Current Saanich councillor and former Oak Bay mayor and councillor, Susan Brice, recalls when it was widely known that Victoria mayor Peter Pollen was a prominent Oak Bay resident. Pollen was the mayor from 1971 to 1975 and from 1981 to 1985. Perhaps even more prominent was the big personality of Bob Wright, the owner of the Oak Bay Marina (including Sealand), who was a Victoria city councillor from 1976 to 1980.
“Victoria was always seen as the business centre,” Brice said, “… though its politicians sometimes lived elsewhere. I wouldn’t be surprised if in previous years even more of Victoria councillors resided outside Victoria.”
Alto said that although she lives in Saanich, she does own property in Victoria.
“I own a home in Victoria in the Burnside/Gorge area,” Alto said, noting that it was bought as an investment for her son to live in. “It’s a fantastic neighbourhood and gives me an opportunity to see what the neighbourhood faces, and of course I also pay taxes in the city.”
Alto added that over the years she has lived in various places throughout Victoria, and that when her current home was purchased it was bought only metres outside the Saanich-Victoria borders.
“To be honest when we bought, I don’t think we were even aware it was in Saanich,” she said. “I guess I could see a concern from citizens at that level, but for me I think of myself as a Victorian. I’ve lived here for decades.”
Coun. Charlayne Thornton-Joe has been on council for 18 years, and said she’s always been open about living in Saanich, though she grew up in Victoria.

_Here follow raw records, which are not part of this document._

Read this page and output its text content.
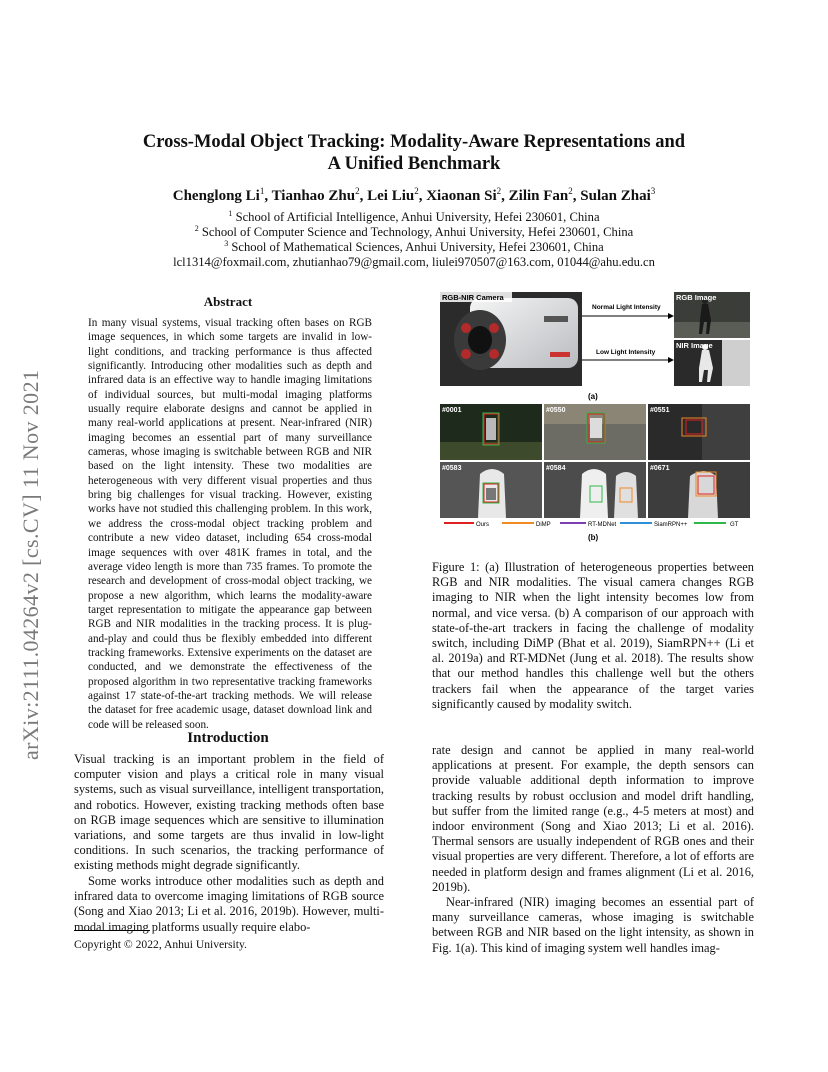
arXiv:2111.04264v2 [cs.CV] 11 Nov 2021
Cross-Modal Object Tracking: Modality-Aware Representations and
A Unified Benchmark
Chenglong Li$^1$, Tianhao Zhu$^2$, Lei Liu$^2$, Xiaonan Si$^2$, Zilin Fan$^2$, Sulan Zhai$^3$
$^1$ School of Artificial Intelligence, Anhui University, Hefei 230601, China
$^2$ School of Computer Science and Technology, Anhui University, Hefei 230601, China
$^3$ School of Mathematical Sciences, Anhui University, Hefei 230601, China
lcl1314@foxmail.com, zhutianhao79@gmail.com, liulei970507@163.com, 01044@ahu.edu.cn
Abstract

In many visual systems, visual tracking often bases on RGB image sequences, in which some targets are invalid in low-light conditions, and tracking performance is thus affected significantly. Introducing other modalities such as depth and infrared data is an effective way to handle imaging limitations of individual sources, but multi-modal imaging platforms usually require elaborate designs and cannot be applied in many real-world applications at present. Near-infrared (NIR) imaging becomes an essential part of many surveillance cameras, whose imaging is switchable between RGB and NIR based on the light intensity. These two modalities are heterogeneous with very different visual properties and thus bring big challenges for visual tracking. However, existing works have not studied this challenging problem. In this work, we address the cross-modal object tracking problem and contribute a new video dataset, including 654 cross-modal image sequences with over 481K frames in total, and the average video length is more than 735 frames. To promote the research and development of cross-modal object tracking, we propose a new algorithm, which learns the modality-aware target representation to mitigate the appearance gap between RGB and NIR modalities in the tracking process. It is plug-and-play and could thus be flexibly embedded into different tracking frameworks. Extensive experiments on the dataset are conducted, and we demonstrate the effectiveness of the proposed algorithm in two representative tracking frameworks against 17 state-of-the-art tracking methods. We will release the dataset for free academic usage, dataset download link and code will be released soon.

Introduction

Visual tracking is an important problem in the field of computer vision and plays a critical role in many visual systems, such as visual surveillance, intelligent transportation, and robotics. However, existing tracking methods often base on RGB image sequences which are sensitive to illumination variations, and some targets are thus invalid in low-light conditions. In such scenarios, the tracking performance of existing methods might degrade significantly.

Some works introduce other modalities such as depth and infrared data to overcome imaging limitations of RGB source (Song and Xiao 2013; Li et al. 2016, 2019b). However, multi-modal imaging platforms usually require elabo-

Copyright © 2022, Anhui University.
RGB-NIR Camera
Normal Light Intensity
Low Light Intensity
RGB Image
NIR Image
(a)
#0001	#0550	#0551
#0583	#0584	#0671
Ours	DiMP	RT-MDNet	SiamRPN++	GT
(b)

Figure 1: (a) Illustration of heterogeneous properties between RGB and NIR modalities. The visual camera changes RGB imaging to NIR when the light intensity becomes low from normal, and vice versa. (b) A comparison of our approach with state-of-the-art trackers in facing the challenge of modality switch, including DiMP (Bhat et al. 2019), SiamRPN++ (Li et al. 2019a) and RT-MDNet (Jung et al. 2018). The results show that our method handles this challenge well but the others trackers fail when the appearance of the target varies significantly caused by modality switch.

rate design and cannot be applied in many real-world applications at present. For example, the depth sensors can provide valuable additional depth information to improve tracking results by robust occlusion and model drift handling, but suffer from the limited range (e.g., 4-5 meters at most) and indoor environment (Song and Xiao 2013; Li et al. 2016). Thermal sensors are usually independent of RGB ones and their visual properties are very different. Therefore, a lot of efforts are needed in platform design and frames alignment (Li et al. 2016, 2019b).

Near-infrared (NIR) imaging becomes an essential part of many surveillance cameras, whose imaging is switchable between RGB and NIR based on the light intensity, as shown in Fig. 1(a). This kind of imaging system well handles imag-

“I know many do not vote for me because of this. I chose to run in Victoria due to the issues that interested/concerned me … homelessness, heritage, Chinatown, tourism, business to name a few,” Thornton-Joe said in a statement. “Through the years my appreciation of the uniqueness and concerns of each neighbourhood have been brought to my attention.”
Thornton-Joe added she’s held many roles outside her personal experience, including being on the board of the Victoria Women’s Transition House though she’s never been in an abusive relationship, and as an executive on the Lion’s Society for Children with disabilities even though she does not have children.
She also added she needs to live close to her aging parents in Gordon Head.
Black Press Media also reached out to Loveday and Dubow for comment. Dubow was busy in a conference, while Loveday did not respond in time for publication.